How important is that Olympic participation, assuming it takes place? For the U.S. women, plenty. They’ve won four World Cups, including the last two, and three Olympic gold medals. But no country has ever won the World Cup and Olympic competitions in the same cycle, and while it wouldn’t be in back-to-back years it’s still a chance to make history.

So 2020 was far more of a competitive desert than Morgan expected or wanted. When she returned to the national team for a friendly against the Netherlands in November, it had been 509 days since she’d last worn a U.S. uniform, in the 2019 World Cup final. In fact, since Aug. 21, 2019 – her last NWSL match with Orlando – Morgan has played just six matches, five with Tottenham Hotspur and that Thanksgiving weekend friendly for the U.S.

Her stint in England to regain form and fitness was shorter than expected – she returned home in late December – but also better than she expected. The team was struggling, and in fact changed managers while she was there, but was 2-0-2 in the games she played and won both in which she scored goals.

“To be honest, if someone would have asked me nine months or a year ago if I would have considered playing in Europe I would have said no,” she said.

“I really loved it more than I expected. I got to know the girls a lot more than I thought, and the decision (whether to stay or go) ended up being a lot harder than I expected.”

But it was a strain, and she ultimately decided it was better to return to the U.S., get back into camp with the national team and prepare for a full NWSL season with Orlando.

But there was one more complication. After her return home, mom, dad and baby all came down with COVID-19 over Christmas. Morgan said it took “three weeks or so” to get past it.

“We were together for, you know, 10, 12, 14 days, just recovering, sleeping as much as we could,” she said. “I was fighting off a little bit of fever for quite a few days.”

Morgan has discovered a couple of things over the past 12 months. For one thing, everybody in her sport has dealt with inconsistent workloads in one way or another thanks to the pandemic, and maybe the break helped extend careers in some cases or re-stoked passion for the sport in others. In her case, it was likely both.

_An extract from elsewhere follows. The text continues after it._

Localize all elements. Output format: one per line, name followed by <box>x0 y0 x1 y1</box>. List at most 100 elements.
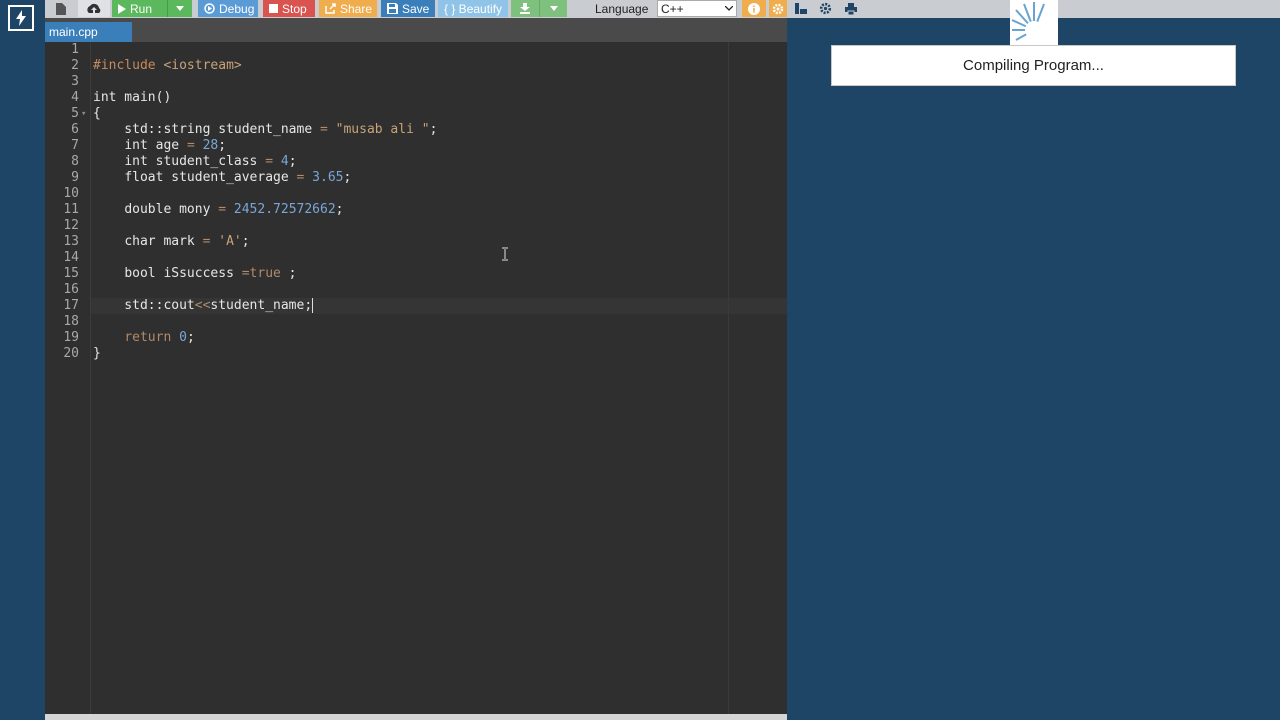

“If there is a silver lining in this, it’s that all of our bodies could have probably used a break that we would have never gotten until we retired if not for this pandemic,” she said. “For me, I feel like it did re-spark that passion for the game. … I feel like I’m making the most of it when I go to training. I don’t want to give 90 percent. I want to make sure I give 100 percent every time I go to training because that’s pulling me away from Charlie.”

The other thing she discovered?

“It’s just so fun to have Charlie around and for her to get used to having a lot of people around, and different people holding her, playing with her, and her to be just around all these incredible women that are so strong, in such an intense environment,” Morgan said. “She just kind of brightens up the room, and I think it lightens everyone up.

“Just having seen this before with (teammates) Kate Markgraf, Christie Rampone, Syd (Leroux), Amy Rodriguez, so many others, it’s really fun to now be in that position. However, my life has definitely made a 180. When we have an afternoon gap between trainings or whatever it is, it’s not like, ‘Oh, let me lay down and watch TV and take a nap, whether it’s 45 minutes or three hours. I’m hanging out with Charlie the whole time.

“I’m on her schedule and I absolutely love it.”